Last year, Sho Miyake’s All the Long Nights offered a direct live-action counterpart to the world explored by animation, inhabited by twenty-somethings with perceptions at odds with adult society. In Miyake’s images we find melancholic portraits suspended between stasis and longing, where human beings silently wither (like Takaki in 5 Centimeters per Second, 2007, Shinkai) or experience a deep conflict with their own otherness (as in Belle, 2021, Mamoru Hosoda). The protagonist Mone Kamishiraishi—who starred in two of Shinkai’s films (Your Name and Weathering with You) as well as in Hosoda’s Wolf Children (2012)—embodies the continuity of an imagery flowing from anime into Miyake’s cinema.
Koji Fukada as well, in Love Life (2021), recreates the clear, suspended daytime compositions of many anime, showing us solitary, faded figures behind the windows of apartment blocks. In Fukada’s cinema, as in animation, special emphasis is placed on the separation between inside and outside—between an interiority shaped by isolation in small apartments and the presence of a troubled, sensitive self unable to relate normally to the world beyond. These are characters who renounce life until an external presence offers them a way out—the possibility of light.
Nature provides its gentle, salvific counterpoint in trembling rays of sunlight and in shimmering reflections that tint reality with dreaminess and spirituality; while natural phenomena become the objective correlative of inner discoveries and transformations (such as the sudden rain that drenches Taeko in Love Life, or the snow in 5 Centimeters per Second). The night, meanwhile, is entrusted with an Orphic path—a journey of love toward the beloved.
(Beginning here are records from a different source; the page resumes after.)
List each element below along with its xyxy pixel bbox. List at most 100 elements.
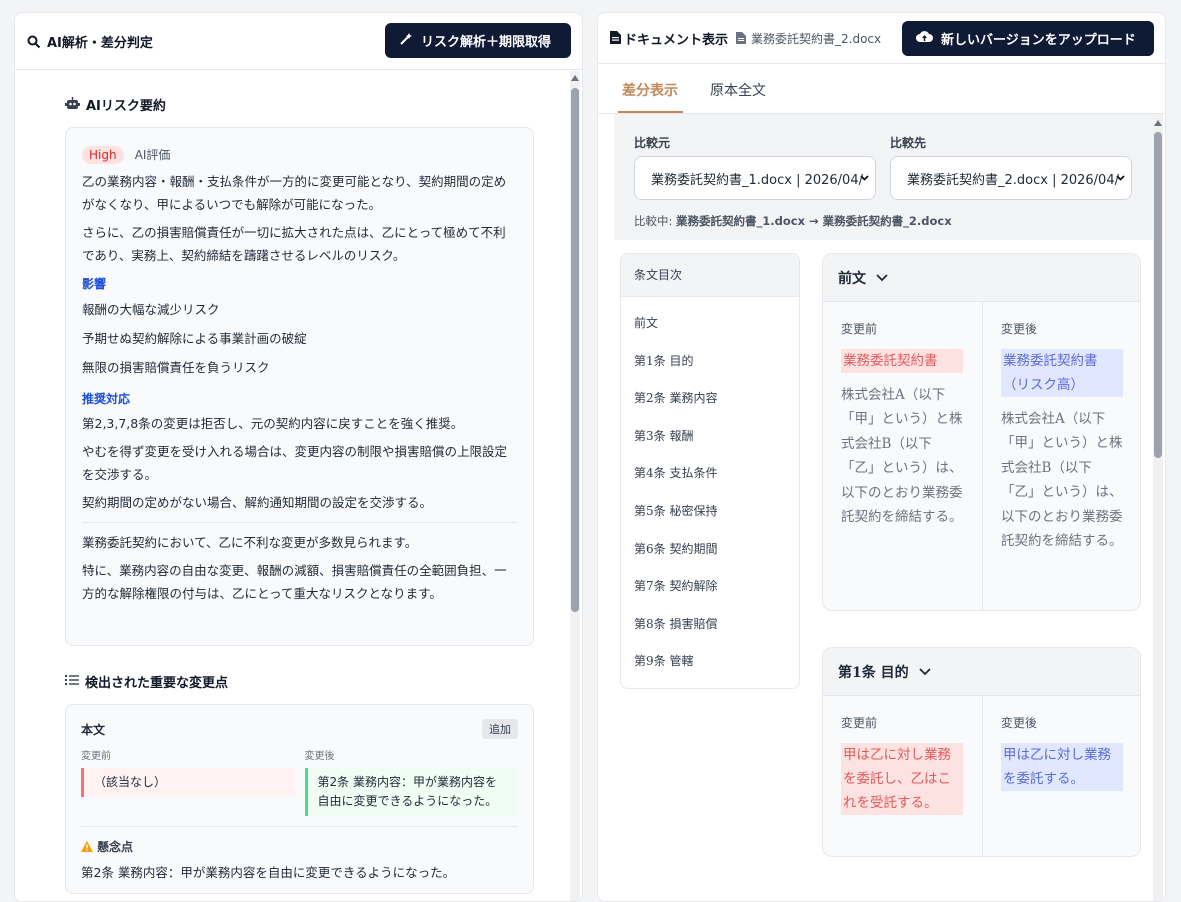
risk-level-badge: High: [82, 146, 124, 164]
ai-summary-heading: AIリスク要約: [65, 95, 166, 114]
toc-list: 前文 第1条 目的 第2条 業務内容 第3条 報酬 第4条 支払条件 第5条 秘…: [621, 297, 799, 681]
toc-item[interactable]: 第7条 契約解除: [621, 568, 799, 606]
change-before-label: 変更前: [81, 751, 111, 762]
article-after-column: 変更後 業務委託契約書（リスク高） 株式会社A（以下「甲」という）と株式会社B（…: [983, 302, 1140, 610]
compare-to-value: 業務委託契約書_2.docx | 2026/04/: [907, 172, 1119, 188]
active-tab-indicator: [618, 111, 683, 113]
left-scrollbar[interactable]: [570, 71, 580, 901]
added-text: 業務委託契約書（リスク高）: [1001, 349, 1123, 397]
list-icon: [65, 674, 79, 690]
recommend-heading: 推奨対応: [82, 392, 131, 406]
toc-title: 条文目次: [621, 254, 799, 297]
toc-item[interactable]: 第5条 秘密保持: [621, 493, 799, 531]
removed-text: 甲は乙に対し業務を委託し、乙はこれを受託する。: [841, 743, 963, 815]
changes-heading: 検出された重要な変更点: [65, 672, 228, 691]
article-title: 前文: [838, 270, 866, 287]
toc-item[interactable]: 第2条 業務内容: [621, 380, 799, 418]
magic-wand-icon: [399, 32, 413, 50]
toc-item[interactable]: 第4条 支払条件: [621, 455, 799, 493]
right-scroll-thumb[interactable]: [1154, 132, 1162, 458]
current-filename: 業務委託契約書_2.docx: [751, 31, 882, 46]
added-text: 甲は乙に対し業務を委託する。: [1001, 743, 1123, 791]
tab-diff[interactable]: 差分表示: [622, 80, 678, 100]
document-panel: ドキュメント表示 業務委託契約書_2.docx 新しいバージョンをアップロード …: [597, 12, 1166, 902]
compare-to-label: 比較先: [890, 136, 927, 150]
impact-item: 報酬の大幅な減少リスク: [82, 302, 220, 317]
overall-paragraph-2: 特に、業務内容の自由な変更、報酬の減額、損害賠償責任の全範囲負担、一方的な解除権…: [82, 563, 507, 601]
cloud-upload-icon: [916, 30, 933, 47]
article-card: 第1条 目的 変更前 甲は乙に対し業務を委託し、乙はこれを受託する。 変更後 甲…: [822, 647, 1141, 857]
summary-paragraph-2: さらに、乙の損害賠償責任が一切に拡大された点は、乙にとって極めて不利であり、実務…: [82, 225, 506, 263]
after-label: 変更後: [1001, 716, 1038, 730]
toc-item[interactable]: 第1条 目的: [621, 343, 799, 381]
ai-panel-header: AI解析・差分判定 リスク解析＋期限取得: [15, 13, 582, 70]
unchanged-text: 株式会社A（以下「甲」という）と株式会社B（以下「乙」という）は、以下のとおり業…: [841, 387, 963, 526]
ai-summary-title: AIリスク要約: [86, 99, 166, 114]
scroll-up-icon: [571, 75, 579, 81]
compare-from-select[interactable]: 業務委託契約書_1.docx | 2026/04/: [634, 156, 876, 200]
impact-item: 予期せぬ契約解除による事業計画の破綻: [82, 331, 307, 346]
impact-heading: 影響: [82, 277, 107, 291]
warning-icon: [81, 837, 93, 856]
comparing-value: 業務委託契約書_1.docx → 業務委託契約書_2.docx: [676, 214, 952, 228]
compare-from-label: 比較元: [634, 136, 671, 150]
concern-title: 懸念点: [97, 840, 134, 854]
concern-text: 第2条 業務内容：甲が業務内容を自由に変更できるようになった。: [81, 865, 456, 880]
changes-title: 検出された重要な変更点: [85, 676, 229, 691]
right-scrollbar[interactable]: [1153, 114, 1163, 901]
article-before-column: 変更前 業務委託契約書 株式会社A（以下「甲」という）と株式会社B（以下「乙」と…: [823, 302, 982, 610]
after-label: 変更後: [1001, 322, 1038, 336]
search-analysis-icon: [27, 34, 41, 49]
recommend-item: 契約期間の定めがない場合、解約通知期間の設定を交渉する。: [82, 495, 433, 510]
before-label: 変更前: [841, 716, 878, 730]
change-card: 本文 追加 変更前 （該当なし） 変更後 第2条 業務内容：甲が業務内容を自由に…: [65, 704, 534, 894]
upload-version-button[interactable]: 新しいバージョンをアップロード: [902, 21, 1154, 56]
ai-analysis-panel: AI解析・差分判定 リスク解析＋期限取得 AIリスク要約 High AI評価 乙…: [14, 12, 583, 902]
scroll-up-icon: [1154, 120, 1162, 126]
document-panel-title: ドキュメント表示: [624, 32, 729, 48]
compare-to-select[interactable]: 業務委託契約書_2.docx | 2026/04/: [890, 156, 1132, 200]
change-after-text: 第2条 業務内容：甲が業務内容を自由に変更できるようになった。: [304, 768, 518, 816]
ai-summary-card: High AI評価 乙の業務内容・報酬・支払条件が一方的に変更可能となり、契約期…: [65, 127, 534, 646]
compare-from-value: 業務委託契約書_1.docx | 2026/04/: [651, 172, 863, 188]
recommend-item: 第2,3,7,8条の変更は拒否し、元の契約内容に戻すことを強く推奨。: [82, 416, 464, 431]
risk-analysis-button-label: リスク解析＋期限取得: [421, 35, 552, 50]
comparing-info: 比較中: 業務委託契約書_1.docx → 業務委託契約書_2.docx: [634, 213, 952, 229]
document-icon: [610, 29, 621, 48]
view-tabs: 差分表示 原本全文: [598, 64, 1165, 114]
toc-item[interactable]: 第6条 契約期間: [621, 531, 799, 569]
toc-item[interactable]: 第8条 損害賠償: [621, 606, 799, 644]
toc-item[interactable]: 第3条 報酬: [621, 418, 799, 456]
before-label: 変更前: [841, 322, 878, 336]
change-section: 本文: [81, 722, 106, 737]
robot-icon: [65, 96, 80, 114]
article-before-column: 変更前 甲は乙に対し業務を委託し、乙はこれを受託する。: [823, 696, 982, 856]
article-header[interactable]: 前文: [823, 254, 1140, 302]
ai-eval-label: AI評価: [134, 148, 171, 162]
upload-button-label: 新しいバージョンをアップロード: [941, 33, 1136, 48]
ai-panel-title: AI解析・差分判定: [47, 35, 153, 51]
file-icon: [736, 29, 747, 48]
impact-item: 無限の損害賠償責任を負うリスク: [82, 360, 270, 375]
document-panel-header: ドキュメント表示 業務委託契約書_2.docx 新しいバージョンをアップロード: [598, 13, 1165, 64]
compare-selector-area: 比較元 比較先 業務委託契約書_1.docx | 2026/04/ 業務委託契約…: [614, 114, 1153, 240]
article-header[interactable]: 第1条 目的: [823, 648, 1140, 696]
article-title: 第1条 目的: [838, 664, 909, 681]
article-card: 前文 変更前 業務委託契約書 株式会社A（以下「甲」という）と株式会社B（以下「…: [822, 253, 1141, 611]
unchanged-text: 株式会社A（以下「甲」という）と株式会社B（以下「乙」という）は、以下のとおり業…: [1001, 411, 1123, 550]
comparing-prefix: 比較中:: [634, 214, 673, 228]
divider: [82, 522, 517, 523]
toc-item[interactable]: 第9条 管轄: [621, 643, 799, 681]
article-after-column: 変更後 甲は乙に対し業務を委託する。: [983, 696, 1140, 856]
change-before-text: （該当なし）: [81, 768, 295, 797]
change-after-label: 変更後: [304, 751, 335, 762]
divider: [81, 826, 518, 827]
chevron-down-icon: [1116, 171, 1125, 186]
left-scroll-thumb[interactable]: [571, 88, 579, 612]
tab-original[interactable]: 原本全文: [710, 80, 766, 100]
risk-analysis-button[interactable]: リスク解析＋期限取得: [385, 23, 571, 58]
chevron-down-icon: [860, 171, 869, 186]
change-type-tag: 追加: [482, 719, 518, 739]
removed-text: 業務委託契約書: [841, 349, 963, 373]
toc-item[interactable]: 前文: [621, 305, 799, 343]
Koreeda—who subtly paid homage to the legacy of anime in the collective imagination with Last Scene, shaped by delicate and awkward emotions, infinite clear skies, and liminal states between reality and dream—seems the ideal artist for a remake that turns drawing into matter and love into a living, tangible “body.” In a world where speaking words of love seems increasingly difficult, Kiyotaka Yoshiyama’s Look Back centered on the young Fujino and Kyōmoto as the protagonists of a fleeting yet intense redemption, where emotion becomes so precious that it transforms into golden gleams (the film’s signature chromatic choice). The promotional images of Koreeda’s forthcoming live-action adaptation—which we await with great excitement—seem to preserve that salvific shimmer embracing the human experience.